Total va rester en Birmanie, au nom de la sécurité de ses personnels et pour ne pas priver les Birmans et les Thaïlandais d'électricité, mais s'engage à financer les ONG pour les droits humains à hauteur de ce qu'il versera à l'Etat birman, a annoncé son PDG au Journal du dimanche.
"Il y a des décisions évidentes à prendre et d'autres qui le sont moins", indique Patrick Pouyanné dans une tribune, en évoquant "les dilemmes" du géant pétrolier français.
"Nous avons décidé d'arrêter nos projets et nos forages en Birmanie, mais nous continuons de produire du gaz. Non pas pour maintenir nos profits ni pour continuer à verser des taxes ou impôts à la junte militaire. Mais pour garantir la sécurité de nos personnels, employés et responsables, leur éviter la prison ou le travail forcé, et surtout éviter d'aggraver encore les conditions de vie de ces populations en coupant l'électricité de millions de personnes", explique le PDG.
"Aussi, puisque je ne peux pas prendre la décision d'arrêter la production (...), je prends aujourd'hui la décision de verser aux associations qui travaillent pour les droits humains en Birmanie l'équivalent des taxes que nous serons amenés à payer effectivement à l'Etat birman" à l'avenir.
Total est présent en Birmanie depuis 1992 et plusieurs ONG le pressent de "cesser de financer la junte". Le groupe a versé environ 230 millions de dollars aux autorités birmanes en 2019, puis environ 176 millions en 2020, sous forme de taxes et "droits à la production", selon les documents financiers publiés par la multinationale.
L'armée birmane contrôle la compagnie nationale Myanmar Oil and Gas Enterprise (MOGE), qui a des partenariats avec Total.

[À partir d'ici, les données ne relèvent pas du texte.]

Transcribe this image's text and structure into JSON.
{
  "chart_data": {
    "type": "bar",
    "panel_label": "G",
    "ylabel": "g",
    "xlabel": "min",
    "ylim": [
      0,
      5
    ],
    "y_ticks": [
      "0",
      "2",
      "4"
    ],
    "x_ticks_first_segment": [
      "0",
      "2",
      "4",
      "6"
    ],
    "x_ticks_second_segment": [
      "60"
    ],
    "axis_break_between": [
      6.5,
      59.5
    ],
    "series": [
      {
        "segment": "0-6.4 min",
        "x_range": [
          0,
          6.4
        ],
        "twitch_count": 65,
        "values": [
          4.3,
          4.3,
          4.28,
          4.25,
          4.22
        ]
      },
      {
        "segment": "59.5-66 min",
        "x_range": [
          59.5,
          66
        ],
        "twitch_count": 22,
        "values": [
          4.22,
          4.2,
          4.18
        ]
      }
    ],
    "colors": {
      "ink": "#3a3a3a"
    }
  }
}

En décidant d'arrêter de payer impôts et taxes à l'Etat birman, "nous exposerions les responsables de notre filiale au risque d'être arrêtés et emprisonnés", plaide M. Pouyanné.
Il souligne toutefois que Total n'a "payé aucun impôt ni taxe à la junte militaire depuis le début de la crise en février, tout simplement parce que le système bancaire ne fonctionne plus".
"Une entreprise comme Total peut-elle décider de couper l'électricité de millions de personnes - -et ce faisant le fonctionnement d'hôpitaux, de commerces, bref de la vie courante -- avec les conséquences que cela implique?", interroge le PDG, en ajoutant que "l'accès à l'énergie est un droit fondamental".
Si Total prenait une telle décision, le groupe estime aussi qu'il mettrait ses "collaborateurs birmans (...) dans une situation dramatique" car "la junte n'hésitera pas à recourir au travail forcé".
Le projet de futur développement de sa découverte de gaz sur le permis A6, une zone d'exploration située en offshore profond, à l'ouest de la Birmanie, va s'arrêter. Idem pour "la campagne de forage de puits de gaz en cours": l'appareil de forage sera "démobilisé à compter du mois de mai".
Mais Total continuera la production offshore de gaz du champ de Yadana, car elle "fournit la moitié de l'électricité des près de 5 millions d'habitants de la ville de Rangoun" et "alimente l'ouest de la Thaïlande vers laquelle est exporté l'essentiel de ce gaz". Et la Thaïlande a insisté sur l'importance de ces livraisons, souligne M. Pouyanné.